January 2003

A Nuclear Horror Story

The New York Times -Opinion, January 7, 2003

[Posted 07/01/2003]

The more we learn about a case of severe corrosion discovered at a nuclear plant in Ohio last March, the more frightening the incident appears. The corrosion, which ate nearly all the way through the thick lid of a reactor, left the vessel dangerously vulnerable to rupturing. Even more alarming were the slipshod industrial practices and lax regulatory oversight that allowed it to happen. If those practices are not changed, the same pressure to keep reactors operating while ignoring warning signs may threaten the safety of nuclear plants all around the country.

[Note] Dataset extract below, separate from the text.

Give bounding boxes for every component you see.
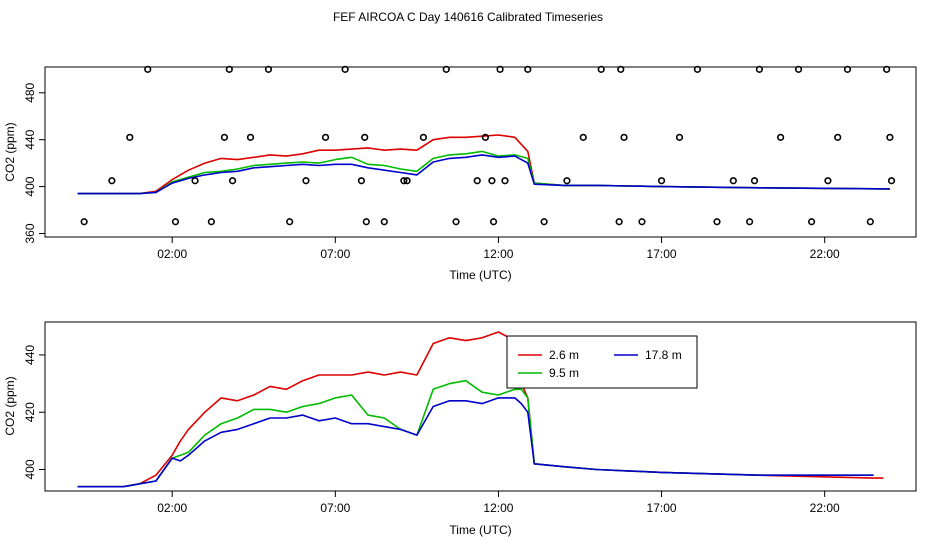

The corrosion was found almost by accident at the Davis-Besse nuclear plant in Oak Harbor, about 25 miles east of Toledo. For several years operators had missed the significance of warning signs that boric acid was leaking and accumulating in potentially dangerous amounts. During inspections last February, a workman stumbled onto hidden corrosion that shocked everybody. Boric acid had eaten through six inches of carbon steel, leaving only a stainless steel liner about a quarter-inch thick to hold in high-pressure cooling water.

When investigators looked into the matter afterward, they found disturbing evidence that both the First Energy Nuclear Operating Company, which runs Davis-Besse, and the Nuclear Regulatory Commission had put production interests ahead of safety. The industry's own oversight group, The Institute of Nuclear Power Operations, concluded in November that the power company had shifted focus from "implementing high standards to justifying minimum standards." It accused the company of excessive focus on production goals and "lack of sensitivity to nuclear safety."

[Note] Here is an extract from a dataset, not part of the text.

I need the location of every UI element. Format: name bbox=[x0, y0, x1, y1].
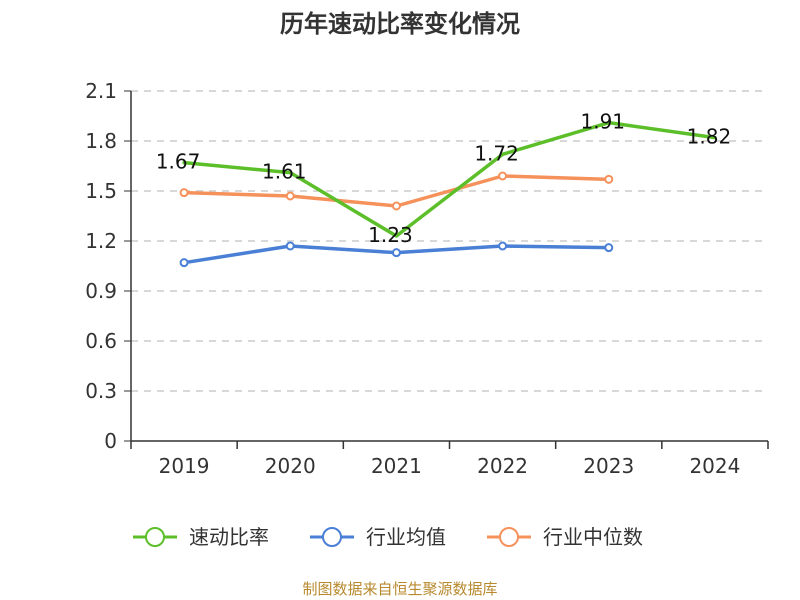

Unfortunately, the regulatory agency that was supposed to ride herd on unsafe plants was equally negligent. A report just released by the N.R.C.'s inspector general concludes that the regulatory staff was slow to order Davis-Besse to shut down for inspection, in large part because it did not want to impose unnecessary costs on the owner and did not want to give the industry a black eye. Although the N.R.C. insists that safety remains its top priority, its timidity in this case cries out for a searching Congressional inquiry into whether the regulators can still be counted on to protect the public from cavalier reactor operators.